We would have a consult with dr. Johnson today, and my cardiologist dr. Miller would be there too. Knowing they would both be there was something that made me nervous, because it couldn't be anything good if both my doctor's came in to talk to me.

My feeling seemed to be right when they came into my room that afternoon and dr. Miller closed the door behind him. Caity offered him her seat and sat down at the end of my bed. I stared at both of the specialists that had done so much for me in the past years, the ones who had gone extra miles for me just to make sure I could go on living my life the way I wanted, but by the serious look in their eyes and the slight nod of their heads when they both gave us a hand I knew that that time was over. My time was over. I knew it, but wasn't ready to hear them say it.

'Austin, dr. Miller and I have had a good talk about you and your case, and we... We came to the conclusion that you can't keep going on like this,' dr. Johnson said.

'No shit,' I muttered, not even looking up but staring at my hands in my lap.

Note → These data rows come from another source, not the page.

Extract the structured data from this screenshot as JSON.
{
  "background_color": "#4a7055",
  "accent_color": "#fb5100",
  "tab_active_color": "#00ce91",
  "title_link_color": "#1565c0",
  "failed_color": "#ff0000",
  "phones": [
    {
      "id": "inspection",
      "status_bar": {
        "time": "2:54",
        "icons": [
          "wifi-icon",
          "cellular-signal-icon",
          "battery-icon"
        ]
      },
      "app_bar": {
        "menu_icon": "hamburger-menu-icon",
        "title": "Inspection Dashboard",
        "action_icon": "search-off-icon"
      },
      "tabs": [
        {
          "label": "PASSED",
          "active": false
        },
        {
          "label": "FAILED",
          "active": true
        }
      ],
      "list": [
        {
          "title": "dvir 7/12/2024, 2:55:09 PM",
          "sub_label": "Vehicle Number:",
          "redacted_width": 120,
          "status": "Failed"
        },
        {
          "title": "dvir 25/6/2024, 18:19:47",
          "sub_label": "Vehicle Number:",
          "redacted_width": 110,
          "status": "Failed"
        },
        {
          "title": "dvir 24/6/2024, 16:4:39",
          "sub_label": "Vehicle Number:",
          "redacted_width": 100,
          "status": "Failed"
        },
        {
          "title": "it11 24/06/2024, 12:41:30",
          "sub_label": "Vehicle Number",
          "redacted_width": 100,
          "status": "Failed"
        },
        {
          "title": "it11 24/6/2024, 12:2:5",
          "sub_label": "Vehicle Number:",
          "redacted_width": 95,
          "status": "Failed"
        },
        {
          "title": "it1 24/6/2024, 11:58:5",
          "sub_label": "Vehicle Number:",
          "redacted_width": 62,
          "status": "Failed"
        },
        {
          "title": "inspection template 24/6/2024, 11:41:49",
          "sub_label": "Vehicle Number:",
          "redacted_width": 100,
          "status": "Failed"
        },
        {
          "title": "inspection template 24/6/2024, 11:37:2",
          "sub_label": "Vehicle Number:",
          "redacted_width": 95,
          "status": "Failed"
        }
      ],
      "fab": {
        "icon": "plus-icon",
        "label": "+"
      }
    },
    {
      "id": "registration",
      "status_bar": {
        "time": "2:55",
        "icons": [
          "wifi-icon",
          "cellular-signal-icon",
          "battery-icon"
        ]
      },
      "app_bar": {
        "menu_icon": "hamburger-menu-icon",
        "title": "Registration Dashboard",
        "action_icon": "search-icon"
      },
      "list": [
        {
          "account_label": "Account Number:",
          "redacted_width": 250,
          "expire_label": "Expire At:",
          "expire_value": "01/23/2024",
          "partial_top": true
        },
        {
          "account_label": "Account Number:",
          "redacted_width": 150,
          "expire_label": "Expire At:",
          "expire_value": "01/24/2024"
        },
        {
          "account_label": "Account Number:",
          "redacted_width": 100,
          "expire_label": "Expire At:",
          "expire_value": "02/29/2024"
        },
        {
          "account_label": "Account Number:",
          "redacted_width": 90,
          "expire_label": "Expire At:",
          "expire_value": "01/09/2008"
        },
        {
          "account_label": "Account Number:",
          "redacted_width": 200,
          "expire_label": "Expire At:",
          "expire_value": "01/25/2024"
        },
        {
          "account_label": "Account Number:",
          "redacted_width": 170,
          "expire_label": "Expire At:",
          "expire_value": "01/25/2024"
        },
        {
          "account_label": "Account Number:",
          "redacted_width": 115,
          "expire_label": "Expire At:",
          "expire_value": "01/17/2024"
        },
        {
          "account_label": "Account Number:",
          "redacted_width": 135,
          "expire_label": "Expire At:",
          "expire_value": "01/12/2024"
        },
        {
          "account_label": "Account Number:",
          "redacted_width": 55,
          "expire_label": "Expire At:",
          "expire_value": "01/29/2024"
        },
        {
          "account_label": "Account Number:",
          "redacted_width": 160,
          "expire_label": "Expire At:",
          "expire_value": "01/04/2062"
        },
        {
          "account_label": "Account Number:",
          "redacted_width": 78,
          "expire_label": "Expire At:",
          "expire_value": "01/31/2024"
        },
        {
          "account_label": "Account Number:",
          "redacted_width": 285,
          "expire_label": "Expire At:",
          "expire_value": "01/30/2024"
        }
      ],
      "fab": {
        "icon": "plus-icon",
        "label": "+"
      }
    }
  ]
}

'The possibility of you getting hurt beyond repair is just too big. We've known this for years, but we were able to find loopholes and ways to get you through, even though it was more on your account than on ours sometimes –' Caity huffed at these words and I shot her a look. '- but we don't want to take any risks with you anymore. You've crossed a boundary you shouldn't have, and I take full responsibility for it because I was the one who let you go on last tour. You can't go on like this. You need to stop pushing yourself.' Dr. Johnson stared at me and I let my eyes trail up to look back, sighing deeply.